The voices were strong and clear, and the acting was convincing.  I don’t know how Swan managed to get performers of this caliber to this rural corner of Michigan, but he did.  Christine Steyer was Violetta, the consumptive courtesan, Emanuel-Cristian Caraman was her paramour Alfredo, and Bill McMurray was Giorgio Germont, Alfredo’s father.  All three have extensive performance resumes, and in fact McMurray appeared in the above-mentioned La Boheme as well as in concert with Isola Jones.  The baritone-soprano complex duet between the elder Germont and Violetta, in which he seeks to convince her to forego her loving relationship with his son for the sake of his family’s reputation, is one of my favorite duets in all of opera.  And the touching “Parigi, o caro” duet between Violetta and Alfredo, in her last moments, was splendidly done.  All in all, a wonderful show from a wonderful cast.  And notably, the bar was stocked with chilled Prosecco, a Venetian sparkling wine appropriately served and enjoyed at an opera that debuted at the storied La Fenice opera house in that very city.

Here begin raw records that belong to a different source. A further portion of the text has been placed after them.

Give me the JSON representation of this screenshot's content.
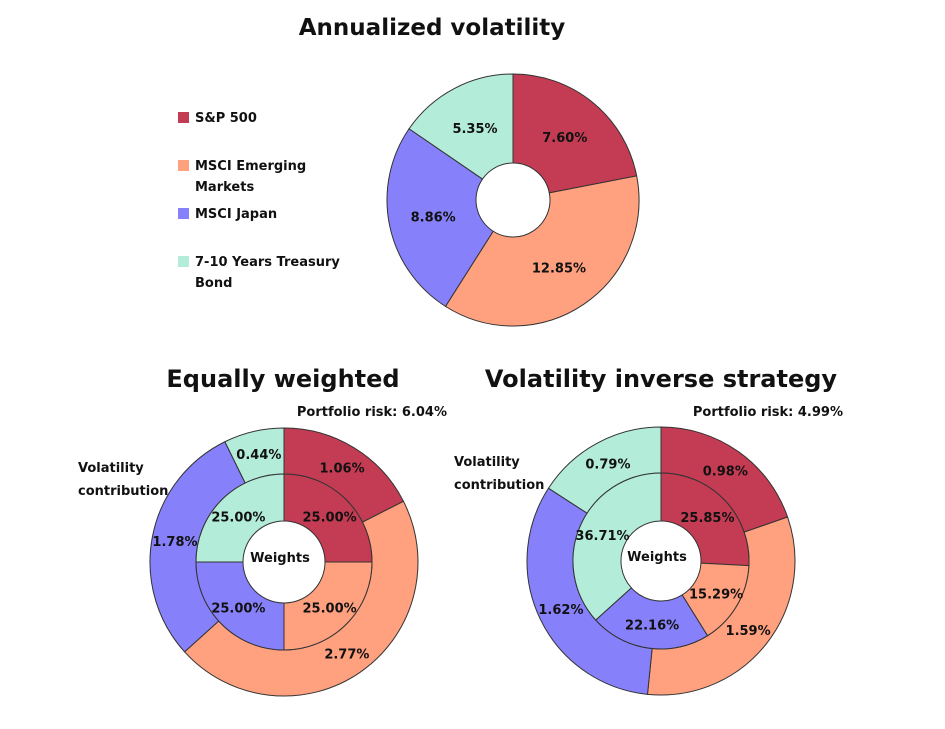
{
  "colors": {
    "sp500": "#c43c53",
    "em": "#ffa07e",
    "japan": "#8680fa",
    "treasury": "#b3ecd9",
    "outline": "#333333"
  },
  "legend": {
    "items": [
      {
        "line1": "S&P 500",
        "line2": "",
        "color": "#c43c53"
      },
      {
        "line1": "MSCI Emerging",
        "line2": "Markets",
        "color": "#ffa07e"
      },
      {
        "line1": "MSCI Japan",
        "line2": "",
        "color": "#8680fa"
      },
      {
        "line1": "7-10 Years Treasury",
        "line2": "Bond",
        "color": "#b3ecd9"
      }
    ]
  },
  "chart_data": [
    {
      "type": "pie",
      "variant": "donut",
      "title": "Annualized volatility",
      "categories": [
        "S&P 500",
        "MSCI Emerging Markets",
        "MSCI Japan",
        "7-10 Years Treasury Bond"
      ],
      "values": [
        7.6,
        12.85,
        8.86,
        5.35
      ],
      "labels": [
        "7.60%",
        "12.85%",
        "8.86%",
        "5.35%"
      ]
    },
    {
      "type": "pie",
      "variant": "nested-donut",
      "title": "Equally weighted",
      "subtitle": "Portfolio risk: 6.04%",
      "center_label": "Weights",
      "outer_label": "Volatility contribution",
      "outer_label_lines": [
        "Volatility",
        "contribution"
      ],
      "categories": [
        "S&P 500",
        "MSCI Emerging Markets",
        "MSCI Japan",
        "7-10 Years Treasury Bond"
      ],
      "series": [
        {
          "ring": "inner",
          "values": [
            25.0,
            25.0,
            25.0,
            25.0
          ],
          "labels": [
            "25.00%",
            "25.00%",
            "25.00%",
            "25.00%"
          ]
        },
        {
          "ring": "outer",
          "values": [
            1.06,
            2.77,
            1.78,
            0.44
          ],
          "labels": [
            "1.06%",
            "2.77%",
            "1.78%",
            "0.44%"
          ]
        }
      ]
    },
    {
      "type": "pie",
      "variant": "nested-donut",
      "title": "Volatility inverse strategy",
      "subtitle": "Portfolio risk: 4.99%",
      "center_label": "Weights",
      "outer_label": "Volatility contribution",
      "outer_label_lines": [
        "Volatility",
        "contribution"
      ],
      "categories": [
        "S&P 500",
        "MSCI Emerging Markets",
        "MSCI Japan",
        "7-10 Years Treasury Bond"
      ],
      "series": [
        {
          "ring": "inner",
          "values": [
            25.85,
            15.29,
            22.16,
            36.71
          ],
          "labels": [
            "25.85%",
            "15.29%",
            "22.16%",
            "36.71%"
          ]
        },
        {
          "ring": "outer",
          "values": [
            0.98,
            1.59,
            1.62,
            0.79
          ],
          "labels": [
            "0.98%",
            "1.59%",
            "1.62%",
            "0.79%"
          ]
        }
      ]
    }
  ]
}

At HCO’s “Broadway Blitz” show earlier this summer, Bob Swan introduced the show and mentioned some recent health trouble.  The other day he looked stronger, a most welcome sign for fans of Harbor Country Opera.  Salut, Mr. Swan.


R Balsamo

Tuesday, September 13, 2016

Lyric Opera Under the Stars – 2016


The opera gods had their way last Friday and stopped the light drizzle just as the concert began.  It turned out to be a beautiful evening under the stars at Chicago's lakefront Millennium Park for the annual Stars of the Lyric Opera concert.  

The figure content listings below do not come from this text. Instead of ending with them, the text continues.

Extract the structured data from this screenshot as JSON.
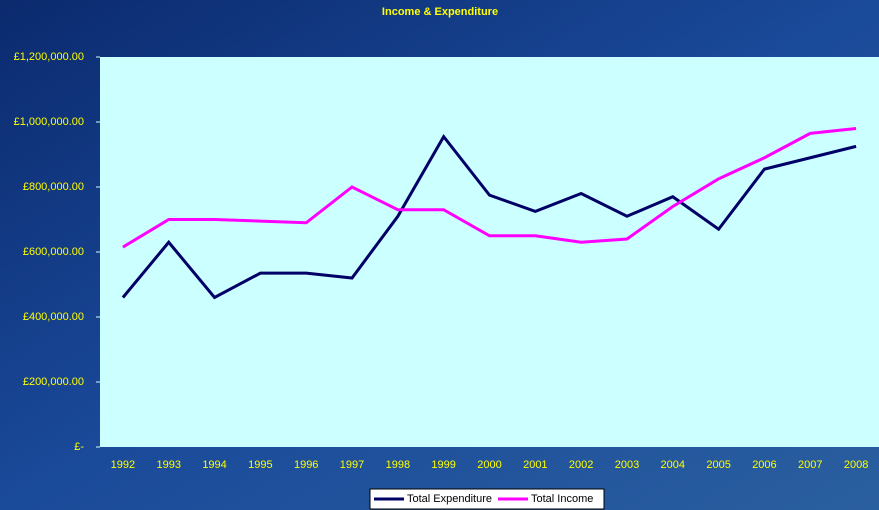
{
  "chart_data": {
    "type": "line",
    "title": "Income & Expenditure",
    "categories": [
      "1992",
      "1993",
      "1994",
      "1995",
      "1996",
      "1997",
      "1998",
      "1999",
      "2000",
      "2001",
      "2002",
      "2003",
      "2004",
      "2005",
      "2006",
      "2007",
      "2008"
    ],
    "series": [
      {
        "name": "Total Expenditure",
        "color": "#000066",
        "values": [
          460000,
          630000,
          460000,
          535000,
          535000,
          520000,
          710000,
          955000,
          775000,
          725000,
          780000,
          710000,
          770000,
          670000,
          855000,
          890000,
          925000
        ]
      },
      {
        "name": "Total Income",
        "color": "#ff00ff",
        "values": [
          615000,
          700000,
          700000,
          695000,
          690000,
          800000,
          730000,
          730000,
          650000,
          650000,
          630000,
          640000,
          740000,
          825000,
          890000,
          965000,
          980000
        ]
      }
    ],
    "ylim": [
      0,
      1200000
    ],
    "yticks": [
      {
        "value": 0,
        "label": "£-"
      },
      {
        "value": 200000,
        "label": "£200,000.00"
      },
      {
        "value": 400000,
        "label": "£400,000.00"
      },
      {
        "value": 600000,
        "label": "£600,000.00"
      },
      {
        "value": 800000,
        "label": "£800,000.00"
      },
      {
        "value": 1000000,
        "label": "£1,000,000.00"
      },
      {
        "value": 1200000,
        "label": "£1,200,000.00"
      }
    ],
    "legend": "bottom"
  }
}
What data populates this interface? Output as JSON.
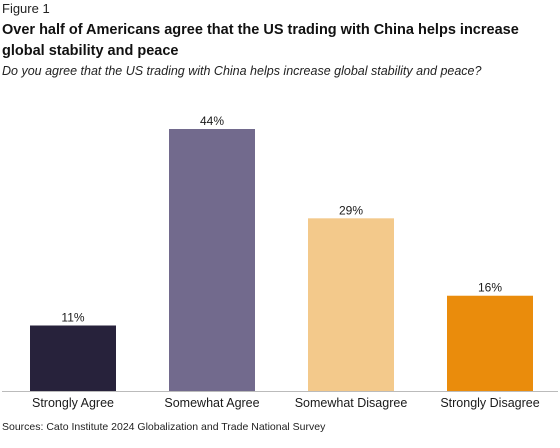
{
  "figure_label": "Figure 1",
  "title": "Over half of Americans agree that the US trading with China helps increase global stability and peace",
  "subtitle": "Do you agree that the US trading with China helps increase global stability and peace?",
  "source": "Sources: Cato Institute 2024 Globalization and Trade National Survey",
  "chart_data": {
    "type": "bar",
    "title": "Over half of Americans agree that the US trading with China helps increase global stability and peace",
    "subtitle": "Do you agree that the US trading with China helps increase global stability and peace?",
    "categories": [
      "Strongly Agree",
      "Somewhat Agree",
      "Somewhat Disagree",
      "Strongly Disagree"
    ],
    "values": [
      11,
      44,
      29,
      16
    ],
    "data_labels": [
      "11%",
      "44%",
      "29%",
      "16%"
    ],
    "colors": [
      "#27223b",
      "#726a8d",
      "#f3c98b",
      "#ea8c0c"
    ],
    "xlabel": "",
    "ylabel": "",
    "ylim": [
      0,
      44
    ],
    "grid": false,
    "legend": "none",
    "baseline_color": "#bbbbbb"
  }
}
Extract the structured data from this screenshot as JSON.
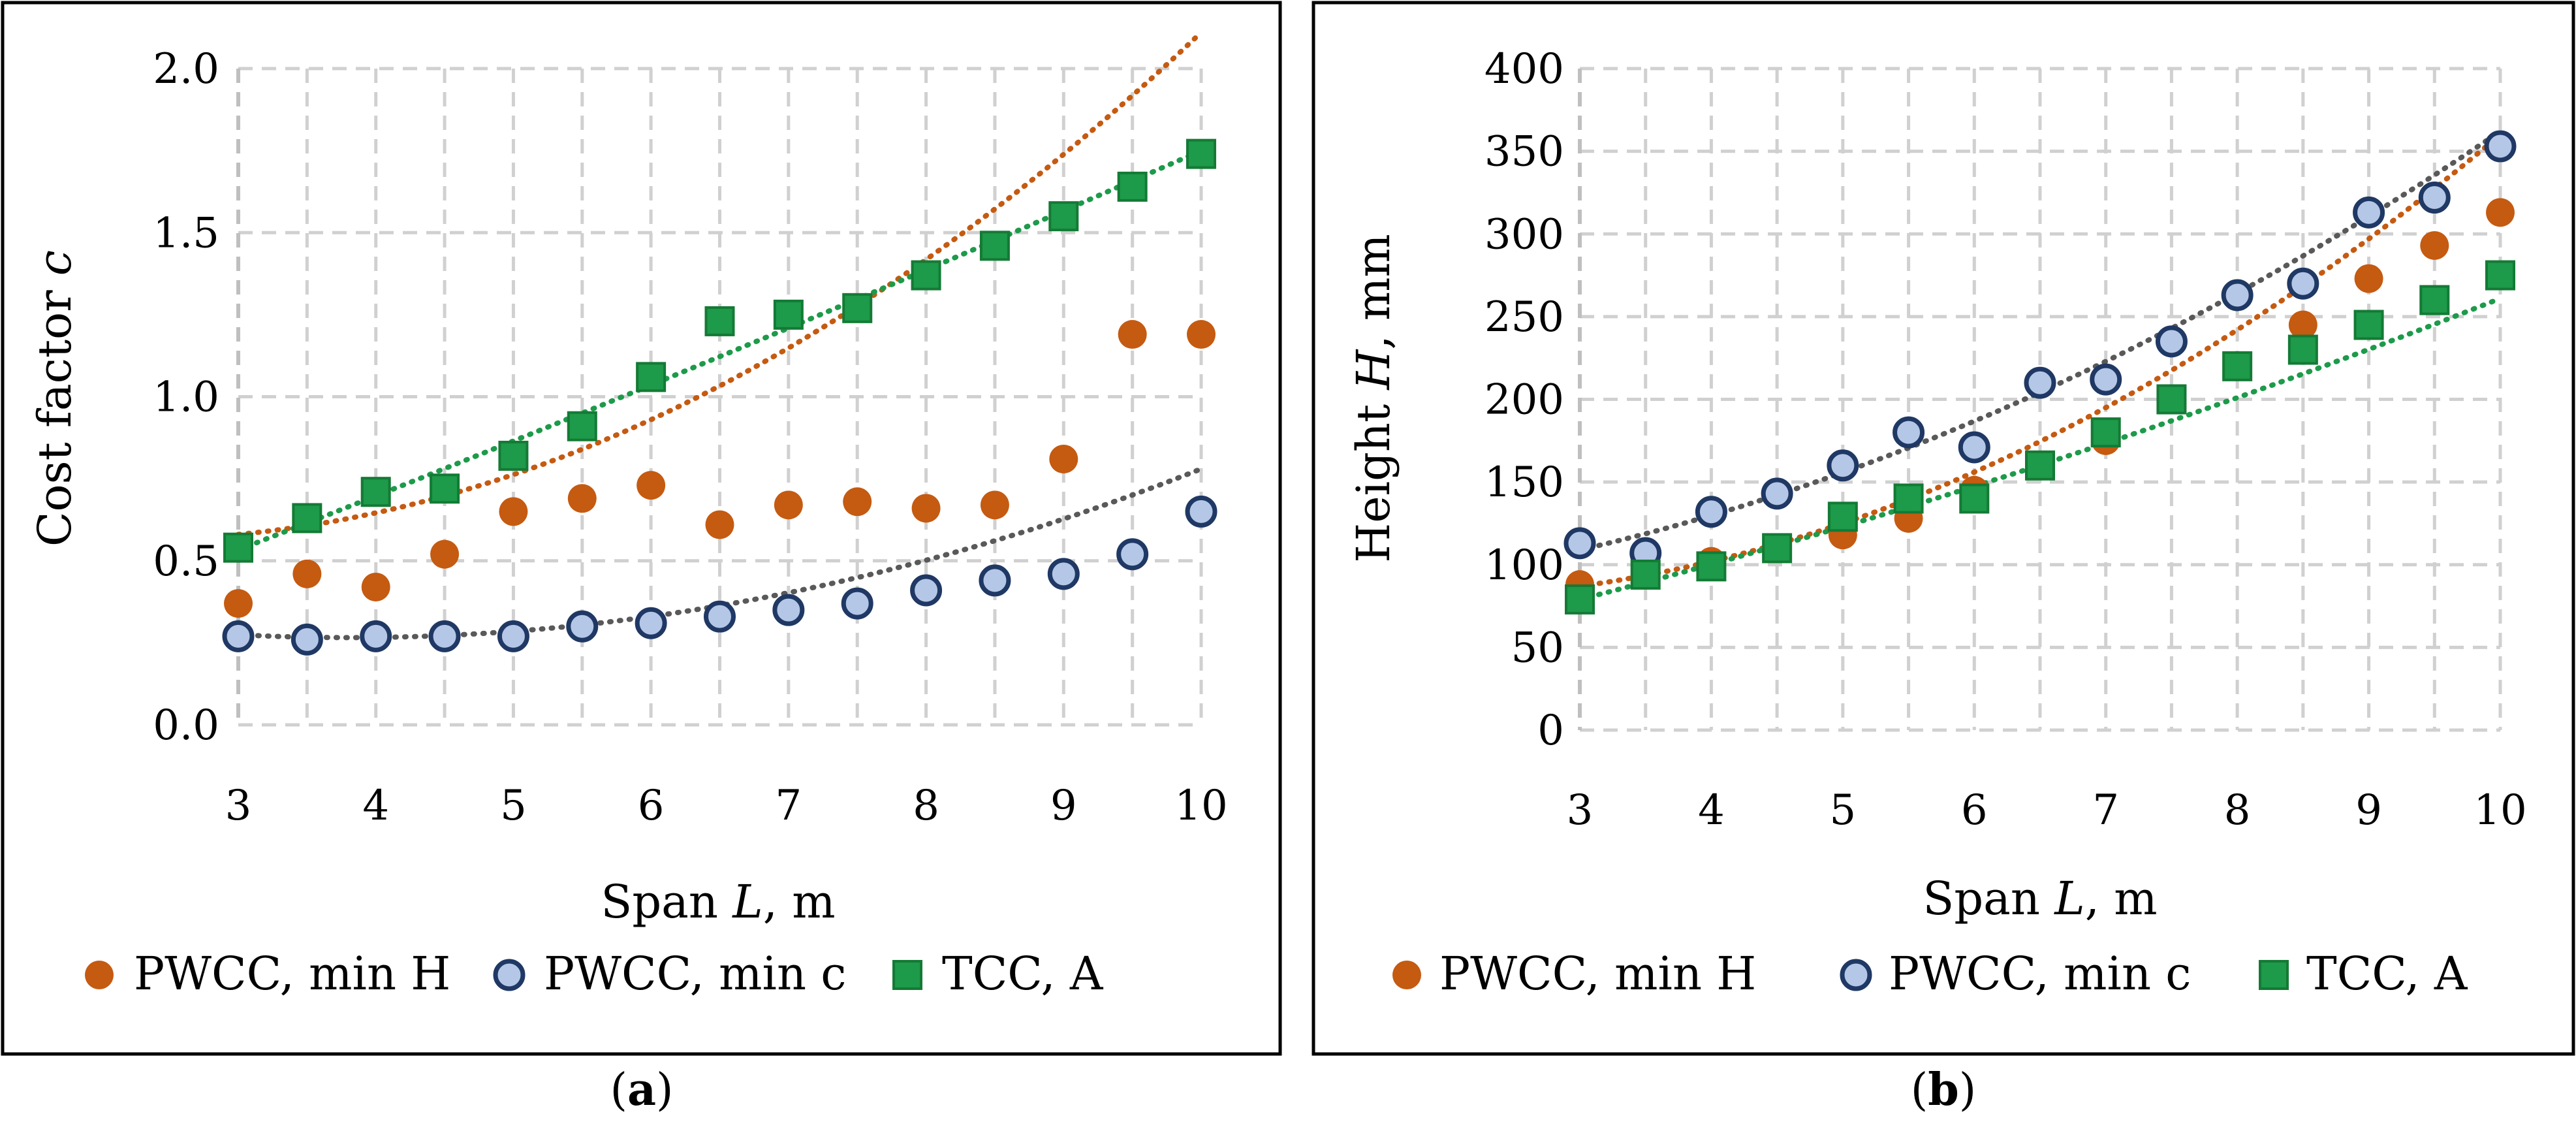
{
  "chart_data": [
    {
      "type": "scatter",
      "panel_caption": "(a)",
      "caption_letter": "a",
      "xlabel_prefix": "Span ",
      "xlabel_var": "L",
      "xlabel_suffix": ", m",
      "ylabel_prefix": "Cost factor ",
      "ylabel_var": "c",
      "ylabel_suffix": "",
      "xlim": [
        3,
        10
      ],
      "ylim": [
        0,
        2.0
      ],
      "x_ticks": [
        "3",
        "4",
        "5",
        "6",
        "7",
        "8",
        "9",
        "10"
      ],
      "y_ticks": [
        "0.0",
        "0.5",
        "1.0",
        "1.5",
        "2.0"
      ],
      "grid": true,
      "legend_position": "bottom",
      "series": [
        {
          "name": "PWCC, min H",
          "marker": "filled-circle",
          "color": "#c55a11",
          "x": [
            3,
            3.5,
            4,
            4.5,
            5,
            5.5,
            6,
            6.5,
            7,
            7.5,
            8,
            8.5,
            9,
            9.5,
            10
          ],
          "y": [
            0.37,
            0.46,
            0.42,
            0.52,
            0.65,
            0.69,
            0.73,
            0.61,
            0.67,
            0.68,
            0.66,
            0.67,
            0.81,
            1.19,
            1.19
          ],
          "trend": [
            0.0255,
            -0.113,
            0.69
          ]
        },
        {
          "name": "PWCC, min c",
          "marker": "open-circle",
          "color": "#1f3864",
          "x": [
            3,
            3.5,
            4,
            4.5,
            5,
            5.5,
            6,
            6.5,
            7,
            7.5,
            8,
            8.5,
            9,
            9.5,
            10
          ],
          "y": [
            0.27,
            0.26,
            0.27,
            0.27,
            0.27,
            0.3,
            0.31,
            0.33,
            0.35,
            0.37,
            0.41,
            0.44,
            0.46,
            0.52,
            0.65
          ],
          "trend": [
            0.0134,
            -0.102,
            0.46
          ]
        },
        {
          "name": "TCC, A",
          "marker": "square",
          "color": "#1d9a4a",
          "x": [
            3,
            3.5,
            4,
            4.5,
            5,
            5.5,
            6,
            6.5,
            7,
            7.5,
            8,
            8.5,
            9,
            9.5,
            10
          ],
          "y": [
            0.54,
            0.63,
            0.71,
            0.72,
            0.82,
            0.91,
            1.06,
            1.23,
            1.25,
            1.27,
            1.37,
            1.46,
            1.55,
            1.64,
            1.74
          ],
          "trend": [
            0.0016,
            0.153,
            0.06
          ]
        }
      ]
    },
    {
      "type": "scatter",
      "panel_caption": "(b)",
      "caption_letter": "b",
      "xlabel_prefix": "Span ",
      "xlabel_var": "L",
      "xlabel_suffix": ", m",
      "ylabel_prefix": "Height ",
      "ylabel_var": "H",
      "ylabel_suffix": ", mm",
      "xlim": [
        3,
        10
      ],
      "ylim": [
        0,
        400
      ],
      "x_ticks": [
        "3",
        "4",
        "5",
        "6",
        "7",
        "8",
        "9",
        "10"
      ],
      "y_ticks": [
        "0",
        "50",
        "100",
        "150",
        "200",
        "250",
        "300",
        "350",
        "400"
      ],
      "grid": true,
      "legend_position": "bottom",
      "series": [
        {
          "name": "PWCC, min H",
          "marker": "filled-circle",
          "color": "#c55a11",
          "x": [
            3,
            3.5,
            4,
            4.5,
            5,
            5.5,
            6,
            6.5,
            7,
            7.5,
            8,
            8.5,
            9,
            9.5,
            10
          ],
          "y": [
            88,
            95,
            102,
            110,
            118,
            128,
            145,
            160,
            175,
            200,
            220,
            245,
            273,
            293,
            313
          ],
          "trend": [
            4.0,
            -13.0,
            90
          ]
        },
        {
          "name": "PWCC, min c",
          "marker": "open-circle",
          "color": "#1f3864",
          "x": [
            3,
            3.5,
            4,
            4.5,
            5,
            5.5,
            6,
            6.5,
            7,
            7.5,
            8,
            8.5,
            9,
            9.5,
            10
          ],
          "y": [
            113,
            107,
            132,
            143,
            160,
            180,
            171,
            210,
            212,
            235,
            263,
            270,
            313,
            322,
            353
          ],
          "trend": [
            2.55,
            3.0,
            77
          ]
        },
        {
          "name": "TCC, A",
          "marker": "square",
          "color": "#1d9a4a",
          "x": [
            3,
            3.5,
            4,
            4.5,
            5,
            5.5,
            6,
            6.5,
            7,
            7.5,
            8,
            8.5,
            9,
            9.5,
            10
          ],
          "y": [
            79,
            94,
            99,
            110,
            129,
            140,
            140,
            160,
            180,
            200,
            220,
            230,
            245,
            260,
            275
          ],
          "trend": [
            0.8,
            15.6,
            25
          ]
        }
      ]
    }
  ]
}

The concert, though, was a bit more mixed than the weather.  The new regime at the Lyric does not seem overly-enamored with Italian opera, and the concert as well as the new season reflects that (just two of the upcoming season's eight operas are Italian, with not a single Verdi or Puccini; but in fairness the two chosen – Norma and Lucia – are two of the very best). Selections from four of the new season's eight planned operas were performed, highlighted by mezzo Tanja Ariane Baumgartner's appearance in a flaming red dress as Carmen for the habanera, which she sang wonderfully.

Other than the selections from Carmen and Lucia and a crowd sing-along of the stirring Va Pensiero chorus from Nabucco (a highlight of last season), there wasn't much red meat, operatically speaking, on the bill.  No duets or trios, and just how many concerts feature not one but two bass arias?  I was hoping for a selection from the upcoming Berlioz masterpiece Les Troyens (The Trojans), which I have been studying, but no dice, and nothing from Norma.

Nevertheless, a wonderful way to spend a Friday September evening by the lakeshore, gratis, thanks once again to the Lyric Opera.